A deep Natural Language Inference predictor without language-specific training data
This work addresses the challenge of cross-lingual NLI for languages lacking annotated data, though it is incremental as it builds on existing knowledge distillation techniques.
The paper tackles the problem of natural language inference (NLI) in a target language without language-specific training data by using knowledge distillation with a pre-trained model and a generic translation dataset, achieving results that outperform machine translation-based methods on datasets like Stanford NLI and Multi-Genre NLI.
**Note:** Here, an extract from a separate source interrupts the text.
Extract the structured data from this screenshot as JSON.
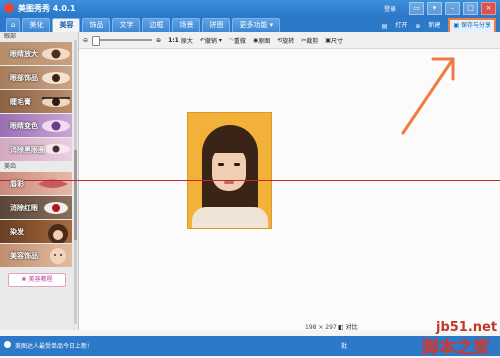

In this paper we present a technique of NLP to tackle the problem of inference relation (NLI) between pairs of sentences in a target language of choice without a language-specific training dataset. We exploit a generic translation dataset, manually translated, along with two instances of the same pre-trained model - the first to generate sentence embeddings for the source language, and the second fine-tuned over the target language to mimic the first. This technique is known as Knowledge Distillation. The model has been evaluated over machine translated Stanford NLI test dataset, machine translated Multi-Genre NLI test dataset, and manually translated RTE3-ITA test dataset. We also test the proposed architecture over different tasks to empirically demonstrate the generality of the NLI task. The model has been evaluated over the native Italian ABSITA dataset, on the tasks of Sentiment Analysis, Aspect-Based Sentiment Analysis, and Topic Recognition. We emphasise the generality and exploitability of the Knowledge Distillation technique that outperforms other methodologies based on machine translation, even though the former was not directly trained on the data it was tested over.